Exploring dataframes with the TableReport#

Usage#

>>> from skrub import TableReport
>>> import pandas as pd
>>> df = pd.DataFrame({
...     "id": [1, 2, 3],
...     "value": [10, 20, 30],
... })
>>> TableReport(df)  # from a notebook cell
<TableReport: use .open() to display>

The command TableReport(df).open() opens the report in a browser window.

A demo of the TableReport Pre-computed examples of of the TableReport are available here, and you can try it out on your data here.

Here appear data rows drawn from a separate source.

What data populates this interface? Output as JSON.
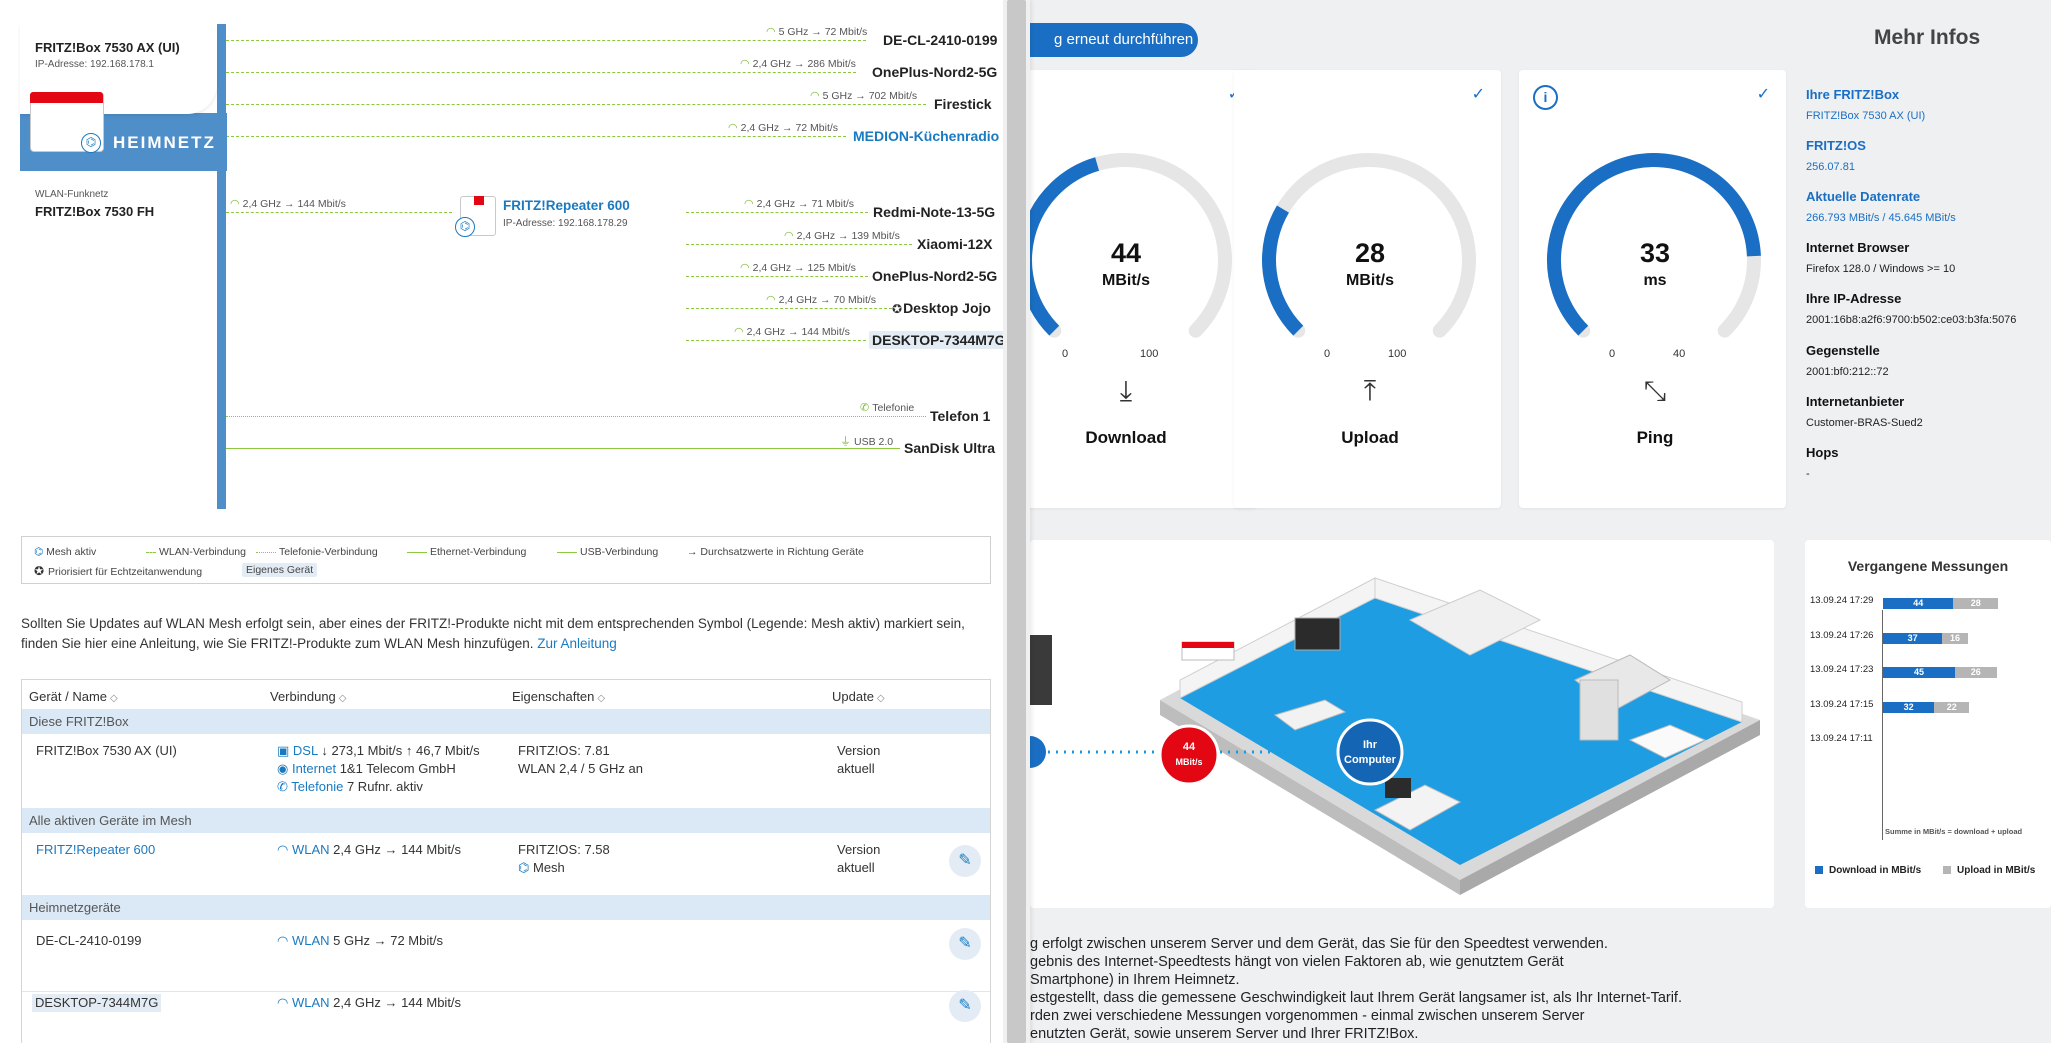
{
  "mesh": {
    "router": {
      "name": "FRITZ!Box 7530 AX (UI)",
      "ip": "IP-Adresse: 192.168.178.1"
    },
    "heimnetz_label": "HEIMNETZ",
    "wlan_funknetz": {
      "label": "WLAN-Funknetz",
      "name": "FRITZ!Box 7530 FH"
    },
    "repeater": {
      "name": "FRITZ!Repeater 600",
      "ip": "IP-Adresse: 192.168.178.29",
      "speed": "2,4 GHz → 144 Mbit/s"
    },
    "router_devices": [
      {
        "name": "DE-CL-2410-0199",
        "speed": "5 GHz → 72 Mbit/s"
      },
      {
        "name": "OnePlus-Nord2-5G",
        "speed": "2,4 GHz → 286 Mbit/s"
      },
      {
        "name": "Firestick",
        "speed": "5 GHz → 702 Mbit/s"
      },
      {
        "name": "MEDION-Küchenradio",
        "speed": "2,4 GHz → 72 Mbit/s"
      }
    ],
    "repeater_devices": [
      {
        "name": "Redmi-Note-13-5G",
        "speed": "2,4 GHz → 71 Mbit/s"
      },
      {
        "name": "Xiaomi-12X",
        "speed": "2,4 GHz → 139 Mbit/s"
      },
      {
        "name": "OnePlus-Nord2-5G",
        "speed": "2,4 GHz → 125 Mbit/s"
      },
      {
        "name": "Desktop Jojo",
        "speed": "2,4 GHz → 70 Mbit/s"
      },
      {
        "name": "DESKTOP-7344M7G",
        "speed": "2,4 GHz → 144 Mbit/s"
      }
    ],
    "telefon": {
      "name": "Telefon 1",
      "label": "Telefonie"
    },
    "usb": {
      "name": "SanDisk Ultra",
      "label": "USB 2.0"
    }
  },
  "legend": {
    "mesh_aktiv": "Mesh aktiv",
    "wlan": "WLAN-Verbindung",
    "telefonie": "Telefonie-Verbindung",
    "ethernet": "Ethernet-Verbindung",
    "usb": "USB-Verbindung",
    "durchsatz": "→ Durchsatzwerte in Richtung Geräte",
    "priorisiert": "Priorisiert für Echtzeitanwendung",
    "eigenes": "Eigenes Gerät"
  },
  "hint": {
    "text": "Sollten Sie Updates auf WLAN Mesh erfolgt sein, aber eines der FRITZ!-Produkte nicht mit dem entsprechenden Symbol (Legende: Mesh aktiv) markiert sein,",
    "text2": "finden Sie hier eine Anleitung, wie Sie FRITZ!-Produkte zum WLAN Mesh hinzufügen.",
    "link": "Zur Anleitung"
  },
  "table": {
    "headers": [
      "Gerät / Name",
      "Verbindung",
      "Eigenschaften",
      "Update"
    ],
    "groups": [
      "Diese FRITZ!Box",
      "Alle aktiven Geräte im Mesh",
      "Heimnetzgeräte"
    ],
    "fritzbox": {
      "name": "FRITZ!Box 7530 AX (UI)",
      "dsl_label": "DSL",
      "dsl_value": "↓ 273,1 Mbit/s ↑ 46,7 Mbit/s",
      "internet_label": "Internet",
      "internet_value": "1&1 Telecom GmbH",
      "telefonie_label": "Telefonie",
      "telefonie_value": "7 Rufnr. aktiv",
      "os": "FRITZ!OS: 7.81",
      "wlan": "WLAN 2,4 / 5 GHz an",
      "update1": "Version",
      "update2": "aktuell"
    },
    "repeater": {
      "name": "FRITZ!Repeater 600",
      "wlan_label": "WLAN",
      "wlan_value": "2,4 GHz → 144 Mbit/s",
      "os": "FRITZ!OS: 7.58",
      "mesh": "Mesh",
      "update1": "Version",
      "update2": "aktuell"
    },
    "heimnetz": [
      {
        "name": "DE-CL-2410-0199",
        "wlan_label": "WLAN",
        "wlan_value": "5 GHz → 72 Mbit/s"
      },
      {
        "name": "DESKTOP-7344M7G",
        "wlan_label": "WLAN",
        "wlan_value": "2,4 GHz → 144 Mbit/s"
      }
    ]
  },
  "speedtest": {
    "retest_label": "g erneut durchführen",
    "more_title": "Mehr Infos",
    "gauges": [
      {
        "label": "Download",
        "value": "44",
        "unit": "MBit/s",
        "min": "0",
        "max": "100",
        "fraction": 0.44,
        "icon": "download-icon"
      },
      {
        "label": "Upload",
        "value": "28",
        "unit": "MBit/s",
        "min": "0",
        "max": "100",
        "fraction": 0.28,
        "icon": "upload-icon"
      },
      {
        "label": "Ping",
        "value": "33",
        "unit": "ms",
        "min": "0",
        "max": "40",
        "fraction": 0.825,
        "icon": "ping-icon"
      }
    ],
    "info": [
      {
        "h": "Ihre FRITZ!Box",
        "v": "FRITZ!Box 7530 AX (UI)",
        "blue": true
      },
      {
        "h": "FRITZ!OS",
        "v": "256.07.81",
        "blue": true
      },
      {
        "h": "Aktuelle Datenrate",
        "v": "266.793 MBit/s / 45.645 MBit/s",
        "blue": true
      },
      {
        "h": "Internet Browser",
        "v": "Firefox 128.0 / Windows >= 10",
        "blue": false
      },
      {
        "h": "Ihre IP-Adresse",
        "v": "2001:16b8:a2f6:9700:b502:ce03:b3fa:5076",
        "blue": false
      },
      {
        "h": "Gegenstelle",
        "v": "2001:bf0:212::72",
        "blue": false
      },
      {
        "h": "Internetanbieter",
        "v": "Customer-BRAS-Sued2",
        "blue": false
      },
      {
        "h": "Hops",
        "v": "-",
        "blue": false
      }
    ],
    "illustration": {
      "speed_value": "44",
      "speed_unit": "MBit/s",
      "computer_label1": "Ihr",
      "computer_label2": "Computer"
    },
    "history": {
      "title": "Vergangene Messungen",
      "entries": [
        {
          "date": "13.09.24 17:29",
          "download": 44,
          "upload": 28
        },
        {
          "date": "13.09.24 17:26",
          "download": 37,
          "upload": 16
        },
        {
          "date": "13.09.24 17:23",
          "download": 45,
          "upload": 26
        },
        {
          "date": "13.09.24 17:15",
          "download": 32,
          "upload": 22
        },
        {
          "date": "13.09.24 17:11",
          "download": null,
          "upload": null
        }
      ],
      "axis_note": "Summe in MBit/s  = download + upload",
      "legend_download": "Download in MBit/s",
      "legend_upload": "Upload in MBit/s",
      "colors": {
        "download": "#1a6fc4",
        "upload": "#b5b5b5"
      }
    },
    "description": [
      "g erfolgt zwischen unserem Server und dem Gerät, das Sie für den Speedtest verwenden.",
      "gebnis des Internet-Speedtests hängt von vielen Faktoren ab, wie genutztem Gerät",
      "Smartphone) in Ihrem Heimnetz.",
      "estgestellt, dass die gemessene Geschwindigkeit laut Ihrem Gerät langsamer ist, als Ihr Internet-Tarif.",
      "rden zwei verschiedene Messungen vorgenommen - einmal zwischen unserem Server",
      "enutzten Gerät, sowie unserem Server und Ihrer FRITZ!Box."
    ]
  }
}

The TableReport gives a high-level overview of the given dataframe, suitable for quick exploratory analysis of series and dataframes. The report shows the first and last 5 rows of the dataframe (decided by the n_rows parameter), as well as additional information in other tabs.

  • The Stats tab reports high-level statistics for each column.

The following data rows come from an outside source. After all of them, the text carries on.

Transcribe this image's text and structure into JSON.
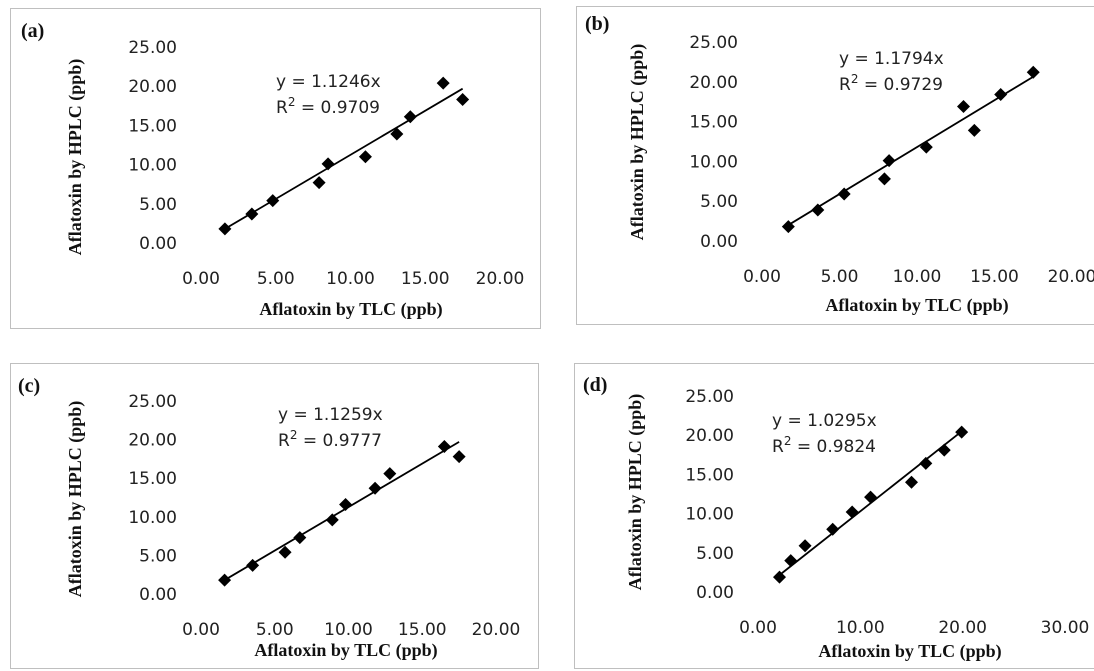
{
  "chart_data": [
    {
      "type": "scatter",
      "panel_label": "(a)",
      "xlabel": "Aflatoxin by TLC (ppb)",
      "ylabel": "Aflatoxin by HPLC (ppb)",
      "xlim": [
        0,
        20
      ],
      "ylim": [
        0,
        25
      ],
      "xticks": [
        "0.00",
        "5.00",
        "10.00",
        "15.00",
        "20.00"
      ],
      "yticks": [
        "0.00",
        "5.00",
        "10.00",
        "15.00",
        "20.00",
        "25.00"
      ],
      "equation": "y = 1.1246x",
      "r2_label": "R",
      "r2_value": "= 0.9709",
      "slope": 1.1246,
      "trend_x": [
        1.5,
        17.5
      ],
      "x": [
        1.6,
        3.4,
        4.8,
        7.9,
        8.5,
        11.0,
        13.1,
        14.0,
        16.2,
        17.5
      ],
      "y": [
        1.8,
        3.7,
        5.4,
        7.7,
        10.1,
        11.0,
        13.9,
        16.1,
        20.4,
        18.3
      ]
    },
    {
      "type": "scatter",
      "panel_label": "(b)",
      "xlabel": "Aflatoxin by TLC (ppb)",
      "ylabel": "Aflatoxin by HPLC (ppb)",
      "xlim": [
        0,
        20
      ],
      "ylim": [
        0,
        25
      ],
      "xticks": [
        "0.00",
        "5.00",
        "10.00",
        "15.00",
        "20.00"
      ],
      "yticks": [
        "0.00",
        "5.00",
        "10.00",
        "15.00",
        "20.00",
        "25.00"
      ],
      "equation": "y = 1.1794x",
      "r2_label": "R",
      "r2_value": "= 0.9729",
      "slope": 1.1794,
      "trend_x": [
        1.5,
        17.5
      ],
      "x": [
        1.7,
        3.6,
        5.3,
        7.9,
        8.2,
        10.6,
        13.0,
        13.7,
        15.4,
        17.5
      ],
      "y": [
        1.8,
        3.9,
        5.9,
        7.8,
        10.1,
        11.8,
        16.9,
        13.9,
        18.4,
        21.2
      ]
    },
    {
      "type": "scatter",
      "panel_label": "(c)",
      "xlabel": "Aflatoxin by TLC (ppb)",
      "ylabel": "Aflatoxin by HPLC (ppb)",
      "xlim": [
        0,
        20
      ],
      "ylim": [
        0,
        25
      ],
      "xticks": [
        "0.00",
        "5.00",
        "10.00",
        "15.00",
        "20.00"
      ],
      "yticks": [
        "0.00",
        "5.00",
        "10.00",
        "15.00",
        "20.00",
        "25.00"
      ],
      "equation": "y = 1.1259x",
      "r2_label": "R",
      "r2_value": "= 0.9777",
      "slope": 1.1259,
      "trend_x": [
        1.5,
        17.5
      ],
      "x": [
        1.6,
        3.5,
        5.7,
        6.7,
        8.9,
        9.8,
        11.8,
        12.8,
        16.5,
        17.5
      ],
      "y": [
        1.8,
        3.7,
        5.4,
        7.3,
        9.6,
        11.6,
        13.7,
        15.6,
        19.1,
        17.8
      ]
    },
    {
      "type": "scatter",
      "panel_label": "(d)",
      "xlabel": "Aflatoxin by TLC (ppb)",
      "ylabel": "Aflatoxin by HPLC (ppb)",
      "xlim": [
        0,
        30
      ],
      "ylim": [
        0,
        25
      ],
      "xticks": [
        "0.00",
        "10.00",
        "20.00",
        "30.00"
      ],
      "yticks": [
        "0.00",
        "5.00",
        "10.00",
        "15.00",
        "20.00",
        "25.00"
      ],
      "equation": "y = 1.0295x",
      "r2_label": "R",
      "r2_value": "= 0.9824",
      "slope": 1.0295,
      "trend_x": [
        2.0,
        20.0
      ],
      "x": [
        2.1,
        3.2,
        4.6,
        7.3,
        9.2,
        11.0,
        15.0,
        16.4,
        18.2,
        19.9
      ],
      "y": [
        1.9,
        4.0,
        5.9,
        8.0,
        10.2,
        12.1,
        14.0,
        16.4,
        18.1,
        20.4
      ]
    }
  ]
}
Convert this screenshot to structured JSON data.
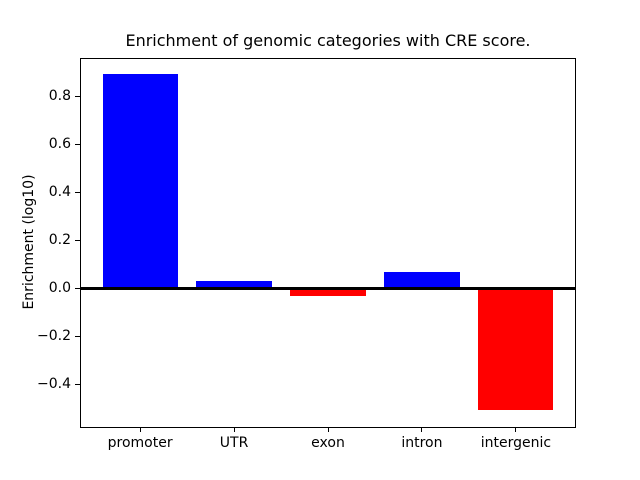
{
  "chart_data": {
    "type": "bar",
    "title": "Enrichment of genomic categories with CRE score.",
    "xlabel": "",
    "ylabel": "Enrichment (log10)",
    "categories": [
      "promoter",
      "UTR",
      "exon",
      "intron",
      "intergenic"
    ],
    "values": [
      0.89,
      0.028,
      -0.032,
      0.065,
      -0.51
    ],
    "bar_colors": [
      "#0000ff",
      "#0000ff",
      "#ff0000",
      "#0000ff",
      "#ff0000"
    ],
    "positive_color": "#0000ff",
    "negative_color": "#ff0000",
    "background_color": "#ffffff",
    "axis_color": "#000000",
    "ylim": [
      -0.58,
      0.96
    ],
    "xlim": [
      -0.64,
      4.64
    ],
    "bar_width": 0.8,
    "y_ticks": [
      {
        "value": 0.8,
        "label": "0.8"
      },
      {
        "value": 0.6,
        "label": "0.6"
      },
      {
        "value": 0.4,
        "label": "0.4"
      },
      {
        "value": 0.2,
        "label": "0.2"
      },
      {
        "value": 0.0,
        "label": "0.0"
      },
      {
        "value": -0.2,
        "label": "−0.2"
      },
      {
        "value": -0.4,
        "label": "−0.4"
      }
    ],
    "grid": false,
    "legend": false,
    "zero_line": true
  }
}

  • The Distribution tab collects summary plots for each column (max 30 by default).

  • The Associations tab shows Cramer V and Pearson correlation between columns.

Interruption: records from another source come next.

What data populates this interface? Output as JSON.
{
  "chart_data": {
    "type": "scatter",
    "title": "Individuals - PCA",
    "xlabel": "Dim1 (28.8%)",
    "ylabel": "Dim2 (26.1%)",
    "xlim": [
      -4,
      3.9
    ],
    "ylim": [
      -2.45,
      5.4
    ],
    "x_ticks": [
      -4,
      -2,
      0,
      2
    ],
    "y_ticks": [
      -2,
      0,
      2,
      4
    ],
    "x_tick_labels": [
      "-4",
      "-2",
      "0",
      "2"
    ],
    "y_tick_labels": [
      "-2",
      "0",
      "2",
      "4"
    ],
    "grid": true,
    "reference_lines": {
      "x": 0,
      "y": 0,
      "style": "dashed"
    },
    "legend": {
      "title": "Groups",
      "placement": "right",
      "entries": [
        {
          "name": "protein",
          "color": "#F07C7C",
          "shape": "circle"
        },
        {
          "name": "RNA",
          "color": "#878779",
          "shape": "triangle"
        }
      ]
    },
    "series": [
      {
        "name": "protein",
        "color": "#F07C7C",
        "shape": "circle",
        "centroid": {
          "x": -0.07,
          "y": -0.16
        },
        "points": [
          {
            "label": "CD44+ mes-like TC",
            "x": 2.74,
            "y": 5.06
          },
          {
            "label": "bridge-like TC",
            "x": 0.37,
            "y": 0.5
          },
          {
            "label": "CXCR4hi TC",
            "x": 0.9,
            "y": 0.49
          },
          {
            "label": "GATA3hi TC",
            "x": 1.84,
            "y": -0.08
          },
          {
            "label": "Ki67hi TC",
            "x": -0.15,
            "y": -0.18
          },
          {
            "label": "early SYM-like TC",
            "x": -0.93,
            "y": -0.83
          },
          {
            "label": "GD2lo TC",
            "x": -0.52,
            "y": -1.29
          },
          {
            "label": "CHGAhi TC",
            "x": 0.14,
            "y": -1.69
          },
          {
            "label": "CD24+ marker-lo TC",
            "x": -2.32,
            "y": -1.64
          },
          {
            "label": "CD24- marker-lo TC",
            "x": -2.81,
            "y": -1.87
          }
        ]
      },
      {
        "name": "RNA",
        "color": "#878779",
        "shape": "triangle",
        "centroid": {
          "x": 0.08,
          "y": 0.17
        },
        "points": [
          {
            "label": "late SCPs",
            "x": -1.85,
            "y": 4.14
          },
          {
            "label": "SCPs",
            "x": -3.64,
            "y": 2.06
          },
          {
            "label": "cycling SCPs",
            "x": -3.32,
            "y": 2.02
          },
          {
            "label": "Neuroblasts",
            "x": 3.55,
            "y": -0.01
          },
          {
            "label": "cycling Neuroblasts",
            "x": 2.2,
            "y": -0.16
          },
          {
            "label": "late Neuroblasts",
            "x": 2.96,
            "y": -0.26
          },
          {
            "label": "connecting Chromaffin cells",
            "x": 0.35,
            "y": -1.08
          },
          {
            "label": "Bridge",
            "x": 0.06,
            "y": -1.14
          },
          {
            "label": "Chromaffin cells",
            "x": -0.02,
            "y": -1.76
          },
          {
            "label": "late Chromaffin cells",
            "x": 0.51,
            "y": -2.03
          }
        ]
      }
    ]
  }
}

  • Built-in filters allow selection of columns by dtype and other conditions.

In the Distributions tab, it is possible to select columns by clicking on the checkmark icon: the name of the column is added to the bar on top, so that it may be copied in a script.

The TableReport can be used in a notebook cell, or it can be opened in a browser window using TableReport(df).open().

Altering the Appearance of the TableReport#

For performance reasons, the TableReport disables the computation of distributions and associations for tables with more than 30 columns. This behavior can be changed by modifying the max_plot_columns and max_association_columns parameter, or by altering the configuration with set_config() (refer to the TableReport and set_config() docs for more detail).

More pre-computed examples are available here.

Exporting and Sharing the TableReport#

The TableReport is a standalone object that does not require a running notebook to be accessed after generation: it can be exported in HTML format and opened directly in a browser as a HTML page.

>>> import io # to avoid writing to disk
>>> tr = TableReport(df)
>>> html_buffer = io.StringIO()
>>> tr.write_html(html_buffer)  # save to file
>>> html = tr.html()  # get a string containing the HTML for a full page
>>> html_snippet = tr.html_snippet()  # get an HTML fragment to embed in a page
>>> tr_json = tr.json()  # get the content of the report in JSON format

Finding Correlated Columns in a DataFrame#

In addition to TableReport’s Associations tab, you can compute associations using the column_associations() function, which returns a dataframe containing the associations.